The HPV vaccine, which was developed at the University of Queensland by Ian Frazer and Jian Zhou in the 1990s, is made of what are known as “virus-like particles”.
These are proteins that, when injected into our body, reassemble into a sphere that looks like the HPV shell, which our immune system makes antibodies against.
It’s this spherical conformation that’s thought to be important in developing long-lasting immunity to the virus, Professor Brotherton said.
“We think what’s going on is [the sphere is] making the body respond a lot like it would to a real virus.
“And compared to a natural infection, the antibody levels you get [with vaccination] are sky high.”
That’s because HPV has evolved ways to slip past our immune defences.
Will Australia switch from two doses to one?
Quite possibly. National immunisation schedules are reviewed, and changes are recommended, by the Australian Technical Advisory Group on Immunisation (ATAGI).
A Department of Health spokesperson said “ATAGI routinely reviews any vaccine where there is significant development in the evidence with potential material impact on the vaccination schedule”.
Australia already has decent HPV vaccination coverage, Kirby Institute epidemiologist and senior research fellow Dorothy Machalek said.
About 79 per cent of children aged 15 (80 per cent of girls and 77 per cent of boys) have had two HPV shots.
Add those who’ve only had one vaccine, and that total proportion jumps to 85 per cent.
“Those are pretty high rates, which have slowly increased over time since the start of the program [in 2007 for girls and 2013 for boys],” Dr Machalek said.
“It’s really successful.”
But there are good reasons for Australia to follow the WHO’s lead and switch to a single-dose schedule for children — not least because it halves the cost of vaccination, she added.
How much the Australian government spends on Gardisil-9 each year isn’t public, but it’s not cheap.

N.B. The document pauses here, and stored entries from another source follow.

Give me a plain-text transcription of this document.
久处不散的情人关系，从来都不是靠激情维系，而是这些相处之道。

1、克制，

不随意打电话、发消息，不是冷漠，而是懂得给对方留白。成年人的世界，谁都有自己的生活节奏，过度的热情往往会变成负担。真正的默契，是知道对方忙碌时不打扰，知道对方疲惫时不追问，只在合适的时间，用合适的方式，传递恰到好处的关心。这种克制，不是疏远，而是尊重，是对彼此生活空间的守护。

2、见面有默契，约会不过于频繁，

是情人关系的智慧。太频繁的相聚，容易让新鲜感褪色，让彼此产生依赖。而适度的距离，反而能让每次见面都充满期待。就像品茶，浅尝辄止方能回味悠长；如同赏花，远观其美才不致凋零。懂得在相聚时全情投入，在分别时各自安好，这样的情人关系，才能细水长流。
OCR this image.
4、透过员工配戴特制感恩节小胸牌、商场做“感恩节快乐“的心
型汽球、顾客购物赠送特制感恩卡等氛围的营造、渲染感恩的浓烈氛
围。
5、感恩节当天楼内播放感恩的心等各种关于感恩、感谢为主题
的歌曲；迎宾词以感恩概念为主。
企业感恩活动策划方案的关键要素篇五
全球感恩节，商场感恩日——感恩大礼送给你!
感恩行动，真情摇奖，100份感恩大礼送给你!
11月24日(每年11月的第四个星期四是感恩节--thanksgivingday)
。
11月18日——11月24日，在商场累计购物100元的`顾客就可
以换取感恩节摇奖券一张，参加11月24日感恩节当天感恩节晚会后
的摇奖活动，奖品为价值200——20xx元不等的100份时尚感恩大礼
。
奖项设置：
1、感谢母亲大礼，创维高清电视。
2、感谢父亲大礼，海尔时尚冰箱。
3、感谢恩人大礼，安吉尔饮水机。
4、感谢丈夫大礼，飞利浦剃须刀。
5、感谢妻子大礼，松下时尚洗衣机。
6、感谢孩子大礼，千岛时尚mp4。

Since introducing the HPV vaccine onto the National Immunisation Program in 2012, it has spent “close to $386 million on HPV vaccines and distributed around 6.4 million doses”, which works out to an average of about $60 per dose.
This price can vary, with the manufacturers charging between $US4.50 to $US154 ($6.50 to $223) per dose.
For comparison, the hepatitis B vaccine costs less than $US1 a dose.
More HPV vaccines are coming down the line, such as China’s bivalent Cecolin vaccine, which will help meet demand and drive prices down.
Australia adopting the single-shot schedule would also send a signal to low- and middle-income countries that have low HPV vaccine uptake, perhaps due to hefty costs and tricky logistics, Dr Machalek said.
These are areas where the HPV vaccine is most needed: of the roughly 340,000 deaths from cervical cancer in 2020, 90 per cent of those were in low- and middle-income countries.
That said, some of the highest HPV vaccine rates are in countries like Rwanda, where 98 per cent of eligible girls received their first dose between 2011 and 2018, and Bhutan, which has more than 90 per cent coverage of adolescent girls.
Australia is developing a cervical cancer elimination strategy in response to the WHO’s global initiative to quash the disease, Professor Brotherton said.
Part of the WHO’s strategy is aiming for 90 per cent of 15-year-old girls fully vaccinated by 2030.
“And obviously, if you only need one dose instead of two, it makes it much more feasible, and much more affordable.”